The first heart valve was invented by Oregonians Lowell Edwards and Dr. Starr. Today's heart valve implants, placed in about 100,000 persons each year, are much improved thanks to years of continued research and engineering in which sheep played an important role.

Research with animals has brought about the development and modification not just of cardiac valves, but also of vascular grafts, prosthetic joints, internal defibrillators, and even mechanical hearts. Such research also made the very procedure of open-heart surgery possible.

"When I was five," says Salzwedel, "I didn't understand the seriousness of my condition or the reality that without the surgery and the eventual valve replacement I wouldn't live much longer. I certainly didn't understand how my life depended on a long history of animal research. I just knew that Duke was part of the reason I was well, and I was very grateful."

In open heart surgery a heart lung machine takes over the function of the heart with a pump and the function of the lungs with an oxygenator. This allows surgeons to replace diseased arteries or defective valves, which often takes several hours, to be carried out in relative safety.

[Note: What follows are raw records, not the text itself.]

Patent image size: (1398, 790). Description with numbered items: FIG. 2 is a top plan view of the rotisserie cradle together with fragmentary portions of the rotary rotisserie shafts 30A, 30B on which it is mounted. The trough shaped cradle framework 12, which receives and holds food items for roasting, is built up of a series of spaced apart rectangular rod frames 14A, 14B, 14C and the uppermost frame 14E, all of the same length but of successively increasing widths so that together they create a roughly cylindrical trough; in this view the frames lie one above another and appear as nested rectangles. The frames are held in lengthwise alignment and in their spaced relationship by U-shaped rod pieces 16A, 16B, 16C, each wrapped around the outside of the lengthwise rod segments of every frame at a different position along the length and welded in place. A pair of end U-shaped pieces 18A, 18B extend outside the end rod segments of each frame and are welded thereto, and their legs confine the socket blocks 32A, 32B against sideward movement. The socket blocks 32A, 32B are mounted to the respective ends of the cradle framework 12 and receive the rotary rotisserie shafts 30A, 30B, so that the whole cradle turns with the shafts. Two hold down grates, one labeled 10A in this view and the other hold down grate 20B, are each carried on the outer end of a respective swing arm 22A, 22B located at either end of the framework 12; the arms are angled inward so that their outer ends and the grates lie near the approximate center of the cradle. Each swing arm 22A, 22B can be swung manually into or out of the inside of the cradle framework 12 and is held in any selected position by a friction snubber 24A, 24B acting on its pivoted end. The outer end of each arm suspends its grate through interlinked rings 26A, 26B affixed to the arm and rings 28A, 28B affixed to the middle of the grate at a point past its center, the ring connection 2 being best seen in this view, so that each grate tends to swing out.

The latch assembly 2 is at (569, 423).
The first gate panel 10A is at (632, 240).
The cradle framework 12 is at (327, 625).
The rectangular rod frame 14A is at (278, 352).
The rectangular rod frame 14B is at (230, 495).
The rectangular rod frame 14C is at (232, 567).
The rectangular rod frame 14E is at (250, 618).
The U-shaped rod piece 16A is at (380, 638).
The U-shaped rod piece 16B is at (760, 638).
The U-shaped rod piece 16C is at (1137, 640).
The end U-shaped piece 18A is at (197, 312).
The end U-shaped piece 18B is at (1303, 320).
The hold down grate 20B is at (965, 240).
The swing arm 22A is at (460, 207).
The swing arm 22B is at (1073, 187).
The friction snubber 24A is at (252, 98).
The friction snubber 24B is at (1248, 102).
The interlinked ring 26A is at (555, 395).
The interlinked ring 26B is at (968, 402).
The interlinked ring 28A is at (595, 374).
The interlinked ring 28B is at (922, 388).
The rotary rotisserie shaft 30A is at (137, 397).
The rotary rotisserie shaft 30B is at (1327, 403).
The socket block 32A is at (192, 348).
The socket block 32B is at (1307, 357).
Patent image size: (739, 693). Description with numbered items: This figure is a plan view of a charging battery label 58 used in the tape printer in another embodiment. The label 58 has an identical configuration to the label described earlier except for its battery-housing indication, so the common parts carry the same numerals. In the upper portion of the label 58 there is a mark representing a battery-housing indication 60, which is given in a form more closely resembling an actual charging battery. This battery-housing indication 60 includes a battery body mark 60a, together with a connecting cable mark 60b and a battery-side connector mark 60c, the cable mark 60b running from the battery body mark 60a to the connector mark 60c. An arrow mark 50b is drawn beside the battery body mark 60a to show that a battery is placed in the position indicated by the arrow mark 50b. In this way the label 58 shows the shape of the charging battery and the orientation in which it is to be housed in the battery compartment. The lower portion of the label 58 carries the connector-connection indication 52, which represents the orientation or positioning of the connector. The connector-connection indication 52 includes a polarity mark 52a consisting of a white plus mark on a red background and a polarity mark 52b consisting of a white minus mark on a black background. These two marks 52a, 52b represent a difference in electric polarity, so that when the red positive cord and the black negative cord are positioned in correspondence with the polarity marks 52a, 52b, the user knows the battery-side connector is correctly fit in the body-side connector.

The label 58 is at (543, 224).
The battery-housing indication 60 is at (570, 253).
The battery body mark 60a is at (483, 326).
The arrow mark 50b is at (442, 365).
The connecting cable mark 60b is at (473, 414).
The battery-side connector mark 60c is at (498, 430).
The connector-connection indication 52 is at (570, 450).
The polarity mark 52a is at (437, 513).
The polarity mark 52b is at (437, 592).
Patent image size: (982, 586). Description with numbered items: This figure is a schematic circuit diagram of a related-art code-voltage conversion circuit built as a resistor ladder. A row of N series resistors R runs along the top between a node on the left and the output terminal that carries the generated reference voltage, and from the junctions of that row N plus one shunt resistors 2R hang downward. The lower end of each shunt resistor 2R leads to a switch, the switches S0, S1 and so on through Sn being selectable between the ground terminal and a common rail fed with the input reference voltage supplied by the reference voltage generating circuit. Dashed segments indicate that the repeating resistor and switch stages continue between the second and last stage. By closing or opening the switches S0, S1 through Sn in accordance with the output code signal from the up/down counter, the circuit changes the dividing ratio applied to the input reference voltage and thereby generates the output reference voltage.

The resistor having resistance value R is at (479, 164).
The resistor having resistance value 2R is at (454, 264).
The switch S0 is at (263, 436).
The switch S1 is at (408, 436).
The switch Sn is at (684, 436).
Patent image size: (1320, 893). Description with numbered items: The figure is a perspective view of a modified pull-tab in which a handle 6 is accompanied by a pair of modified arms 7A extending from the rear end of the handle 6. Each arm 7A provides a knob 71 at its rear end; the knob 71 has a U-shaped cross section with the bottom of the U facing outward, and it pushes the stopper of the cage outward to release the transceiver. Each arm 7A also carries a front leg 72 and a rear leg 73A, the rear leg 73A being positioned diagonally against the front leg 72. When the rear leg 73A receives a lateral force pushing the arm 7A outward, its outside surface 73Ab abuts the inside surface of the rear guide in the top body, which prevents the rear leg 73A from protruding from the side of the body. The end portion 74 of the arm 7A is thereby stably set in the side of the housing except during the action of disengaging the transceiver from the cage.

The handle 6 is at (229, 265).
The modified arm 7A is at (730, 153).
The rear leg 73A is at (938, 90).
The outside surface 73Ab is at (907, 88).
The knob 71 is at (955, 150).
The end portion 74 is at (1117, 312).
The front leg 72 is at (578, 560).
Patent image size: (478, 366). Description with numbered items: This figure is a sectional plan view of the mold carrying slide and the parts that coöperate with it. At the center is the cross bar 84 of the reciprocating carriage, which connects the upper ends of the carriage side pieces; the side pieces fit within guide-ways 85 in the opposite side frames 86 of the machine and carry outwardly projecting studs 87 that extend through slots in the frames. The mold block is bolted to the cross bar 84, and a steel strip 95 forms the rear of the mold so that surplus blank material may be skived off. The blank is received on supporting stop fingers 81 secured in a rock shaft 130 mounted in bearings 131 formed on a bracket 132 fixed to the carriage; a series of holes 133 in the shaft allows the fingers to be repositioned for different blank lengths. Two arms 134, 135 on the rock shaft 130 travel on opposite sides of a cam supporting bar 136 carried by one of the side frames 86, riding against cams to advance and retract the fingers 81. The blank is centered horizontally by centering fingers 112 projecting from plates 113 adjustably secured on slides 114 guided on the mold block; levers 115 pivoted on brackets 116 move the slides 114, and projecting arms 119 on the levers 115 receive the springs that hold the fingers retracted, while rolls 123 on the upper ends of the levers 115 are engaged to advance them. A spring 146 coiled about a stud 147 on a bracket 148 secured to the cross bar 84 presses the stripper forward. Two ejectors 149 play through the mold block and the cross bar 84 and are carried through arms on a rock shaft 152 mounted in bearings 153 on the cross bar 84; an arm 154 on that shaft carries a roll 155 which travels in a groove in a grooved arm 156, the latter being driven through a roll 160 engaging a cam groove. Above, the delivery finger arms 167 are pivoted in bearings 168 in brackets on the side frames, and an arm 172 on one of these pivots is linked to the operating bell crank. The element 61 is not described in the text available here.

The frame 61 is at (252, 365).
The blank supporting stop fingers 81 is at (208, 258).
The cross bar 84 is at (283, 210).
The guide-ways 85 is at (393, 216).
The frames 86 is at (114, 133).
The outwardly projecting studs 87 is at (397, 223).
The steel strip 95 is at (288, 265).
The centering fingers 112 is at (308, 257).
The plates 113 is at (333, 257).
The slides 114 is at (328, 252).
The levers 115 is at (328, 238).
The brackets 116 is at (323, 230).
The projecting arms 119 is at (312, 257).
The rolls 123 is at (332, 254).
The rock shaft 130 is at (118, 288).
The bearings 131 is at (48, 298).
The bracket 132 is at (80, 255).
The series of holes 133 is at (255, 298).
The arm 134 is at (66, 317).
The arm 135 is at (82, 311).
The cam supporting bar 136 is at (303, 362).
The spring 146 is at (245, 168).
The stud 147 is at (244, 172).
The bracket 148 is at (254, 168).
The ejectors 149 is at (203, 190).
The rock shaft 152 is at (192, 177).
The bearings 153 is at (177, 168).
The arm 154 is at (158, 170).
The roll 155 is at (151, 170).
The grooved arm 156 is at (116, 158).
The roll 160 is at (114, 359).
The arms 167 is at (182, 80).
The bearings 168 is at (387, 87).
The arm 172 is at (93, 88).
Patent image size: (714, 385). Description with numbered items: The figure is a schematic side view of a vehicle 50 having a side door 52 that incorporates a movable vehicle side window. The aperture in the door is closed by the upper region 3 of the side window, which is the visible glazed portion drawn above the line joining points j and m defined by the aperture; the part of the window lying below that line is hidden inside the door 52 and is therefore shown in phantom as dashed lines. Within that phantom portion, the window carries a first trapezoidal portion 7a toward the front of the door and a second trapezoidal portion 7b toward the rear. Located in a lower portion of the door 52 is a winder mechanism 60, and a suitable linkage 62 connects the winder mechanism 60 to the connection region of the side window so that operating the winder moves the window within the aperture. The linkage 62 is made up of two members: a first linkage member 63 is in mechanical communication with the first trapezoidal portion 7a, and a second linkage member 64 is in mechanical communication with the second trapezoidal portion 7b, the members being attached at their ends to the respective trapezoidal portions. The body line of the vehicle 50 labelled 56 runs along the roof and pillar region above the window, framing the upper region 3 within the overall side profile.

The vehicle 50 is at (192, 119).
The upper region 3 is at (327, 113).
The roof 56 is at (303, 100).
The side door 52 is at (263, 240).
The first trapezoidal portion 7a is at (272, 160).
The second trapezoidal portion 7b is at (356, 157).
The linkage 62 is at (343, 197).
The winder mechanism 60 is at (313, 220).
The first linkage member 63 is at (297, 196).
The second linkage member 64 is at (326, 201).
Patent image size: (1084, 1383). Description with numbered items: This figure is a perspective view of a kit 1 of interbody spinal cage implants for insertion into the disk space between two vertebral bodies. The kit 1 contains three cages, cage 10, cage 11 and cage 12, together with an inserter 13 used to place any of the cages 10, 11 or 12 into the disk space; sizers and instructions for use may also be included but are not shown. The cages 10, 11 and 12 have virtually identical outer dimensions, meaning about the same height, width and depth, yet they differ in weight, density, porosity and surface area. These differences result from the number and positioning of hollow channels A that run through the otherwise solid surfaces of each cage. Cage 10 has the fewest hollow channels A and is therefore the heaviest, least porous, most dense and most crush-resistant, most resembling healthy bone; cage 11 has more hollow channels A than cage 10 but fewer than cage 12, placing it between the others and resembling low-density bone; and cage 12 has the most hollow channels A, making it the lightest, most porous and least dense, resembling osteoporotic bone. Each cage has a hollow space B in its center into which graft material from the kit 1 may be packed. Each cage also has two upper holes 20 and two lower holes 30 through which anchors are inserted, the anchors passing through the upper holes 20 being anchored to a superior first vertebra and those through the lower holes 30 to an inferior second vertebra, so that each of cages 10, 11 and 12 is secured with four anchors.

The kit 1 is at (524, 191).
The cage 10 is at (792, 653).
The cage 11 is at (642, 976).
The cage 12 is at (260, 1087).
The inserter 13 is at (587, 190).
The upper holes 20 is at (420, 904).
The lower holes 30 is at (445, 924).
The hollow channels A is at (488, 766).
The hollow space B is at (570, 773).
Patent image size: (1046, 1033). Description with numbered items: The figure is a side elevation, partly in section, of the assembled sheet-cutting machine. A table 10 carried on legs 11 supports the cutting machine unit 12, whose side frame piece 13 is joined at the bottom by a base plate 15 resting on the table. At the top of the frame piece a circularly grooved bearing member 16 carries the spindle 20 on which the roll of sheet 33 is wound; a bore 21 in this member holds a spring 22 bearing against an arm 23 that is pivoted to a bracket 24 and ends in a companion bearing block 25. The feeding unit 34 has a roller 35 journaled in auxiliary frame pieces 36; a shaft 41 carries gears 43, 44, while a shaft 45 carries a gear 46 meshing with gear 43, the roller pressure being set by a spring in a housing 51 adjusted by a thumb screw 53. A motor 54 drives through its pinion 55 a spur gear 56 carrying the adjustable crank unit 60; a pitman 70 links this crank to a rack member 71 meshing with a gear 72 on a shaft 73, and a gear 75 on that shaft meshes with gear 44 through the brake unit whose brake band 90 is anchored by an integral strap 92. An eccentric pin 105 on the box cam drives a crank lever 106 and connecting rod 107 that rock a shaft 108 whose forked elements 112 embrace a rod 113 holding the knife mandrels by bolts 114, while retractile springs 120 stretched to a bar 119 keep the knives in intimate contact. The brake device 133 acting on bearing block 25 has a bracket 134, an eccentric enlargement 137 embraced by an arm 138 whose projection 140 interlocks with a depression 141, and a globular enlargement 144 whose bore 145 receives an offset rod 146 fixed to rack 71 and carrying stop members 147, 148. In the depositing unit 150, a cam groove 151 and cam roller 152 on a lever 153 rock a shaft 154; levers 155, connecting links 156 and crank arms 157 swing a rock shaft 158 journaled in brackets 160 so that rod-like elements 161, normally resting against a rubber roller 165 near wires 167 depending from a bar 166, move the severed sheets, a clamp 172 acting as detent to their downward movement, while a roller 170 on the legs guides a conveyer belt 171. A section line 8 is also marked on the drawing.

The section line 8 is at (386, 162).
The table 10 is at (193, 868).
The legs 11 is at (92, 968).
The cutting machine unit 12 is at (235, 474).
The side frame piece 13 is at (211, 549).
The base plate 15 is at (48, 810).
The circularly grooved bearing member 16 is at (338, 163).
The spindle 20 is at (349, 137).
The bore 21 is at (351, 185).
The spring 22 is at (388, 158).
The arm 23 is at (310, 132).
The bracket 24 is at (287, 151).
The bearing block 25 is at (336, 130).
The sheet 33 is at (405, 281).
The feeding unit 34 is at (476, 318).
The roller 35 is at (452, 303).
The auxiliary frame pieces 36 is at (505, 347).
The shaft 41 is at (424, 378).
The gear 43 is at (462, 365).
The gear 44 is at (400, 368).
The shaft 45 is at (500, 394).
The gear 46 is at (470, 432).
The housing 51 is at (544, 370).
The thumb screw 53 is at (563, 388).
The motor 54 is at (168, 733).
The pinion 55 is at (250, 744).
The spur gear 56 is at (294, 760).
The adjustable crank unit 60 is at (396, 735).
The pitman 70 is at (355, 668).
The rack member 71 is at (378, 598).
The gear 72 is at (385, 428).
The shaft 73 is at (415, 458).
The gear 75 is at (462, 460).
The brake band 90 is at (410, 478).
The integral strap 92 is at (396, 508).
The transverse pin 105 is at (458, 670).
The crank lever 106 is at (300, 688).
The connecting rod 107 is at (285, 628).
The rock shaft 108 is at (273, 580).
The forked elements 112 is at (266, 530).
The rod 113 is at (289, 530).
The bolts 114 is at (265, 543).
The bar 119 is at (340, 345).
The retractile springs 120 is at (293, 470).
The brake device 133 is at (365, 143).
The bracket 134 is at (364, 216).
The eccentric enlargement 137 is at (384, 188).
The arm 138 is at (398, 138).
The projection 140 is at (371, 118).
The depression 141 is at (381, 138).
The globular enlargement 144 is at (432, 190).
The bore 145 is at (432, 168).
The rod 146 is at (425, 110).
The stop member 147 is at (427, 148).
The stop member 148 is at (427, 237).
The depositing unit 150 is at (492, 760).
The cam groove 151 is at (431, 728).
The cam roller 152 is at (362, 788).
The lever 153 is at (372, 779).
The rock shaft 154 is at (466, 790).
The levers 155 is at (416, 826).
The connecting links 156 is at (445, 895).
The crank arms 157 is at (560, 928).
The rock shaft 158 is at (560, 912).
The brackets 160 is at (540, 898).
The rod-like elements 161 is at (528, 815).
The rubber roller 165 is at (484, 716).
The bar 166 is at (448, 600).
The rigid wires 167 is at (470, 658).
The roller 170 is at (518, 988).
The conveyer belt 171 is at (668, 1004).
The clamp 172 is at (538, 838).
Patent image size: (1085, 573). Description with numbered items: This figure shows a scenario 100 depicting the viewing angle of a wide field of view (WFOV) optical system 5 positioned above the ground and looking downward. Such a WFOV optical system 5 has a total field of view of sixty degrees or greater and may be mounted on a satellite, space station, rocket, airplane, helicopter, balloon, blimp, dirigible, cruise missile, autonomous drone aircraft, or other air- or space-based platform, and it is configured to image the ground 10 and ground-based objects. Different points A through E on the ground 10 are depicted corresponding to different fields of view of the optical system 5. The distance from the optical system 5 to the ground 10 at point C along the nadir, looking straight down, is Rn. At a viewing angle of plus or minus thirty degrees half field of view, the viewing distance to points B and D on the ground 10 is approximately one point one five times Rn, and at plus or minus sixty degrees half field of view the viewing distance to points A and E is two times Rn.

The technique of open heart surgery involves opening the chest and catheterizing the veins carrying blood returning to the heart from the circulation system. This deoxygenated, venous blood is collected in a reservoir, then passed through an oxygenator. The freshly oxygenated blood is pumped back into the arterial circulation through a convenient artery. Thus an adequate supply of oxygenated blood is maintained to the vital organs. The heart and the lungs are therefore out of circulation, having been bypassed by the mechanical pump, functioning as the heart, and the oxygenator, standing in for the lungs.

The first heart bypass was performed on a cat by J. H. Gibbon in 1934. Heart specialists conducted a series of experiments with dogs between 1939 and 1945 to see if prolonged passage of blood though an artificial lung would have any deleterious effect. It wasn’t until 1964 that surgeons, including the renowned Michael DeBakey, performed the first successful coronary bypass in a human patient.

Another surgeon, D.G. Melrose, achieved elective cardiac arrest in anaesthetized dogs on a heart-lung machine. Subsequent experiments with rabbits and rats helped doctors learn how to prevent damage to a heart undergoing heart attack by stopping heart action as rapidly as possible.

Are animal models still needed for heart research?

Heart lung machines, cardiac valves, vascular grafts, prosthetic joints, internal defibrillators, mechanical hearts and even catheters -- all have been made possible through animal research. No device is perfect. The quest for a perfect heart valve, for example, will continue into the future, and part of that quest will be the need for animal models, most likely sheep, to complement computer tests of their efficacy. No procedure is "as far as we can go" in treating heart disease. A new procedure being studied in pigs by researchers here in Oregon, for example, is the use of laser catheters as "clot busters." Finally, basic research with animals will continue to explore the roles of genes, hormones and diet in cardiovascular health.

Heart Disease:

* is the leading cause of death in the Western World.

* afflicts 1 in 4 Americans in forms ranging from high blood pressure to hardening of the arteries.

* treatment has been advanced by knowledge of blood groups and blood typing: development of surgical procedures such as catheterization and open heart surgery; production of medical devices such as pacemakers and heart valves; and use of antibiotics and anti-rejection drugs, both essential to heart surgery - all dependent on animal research.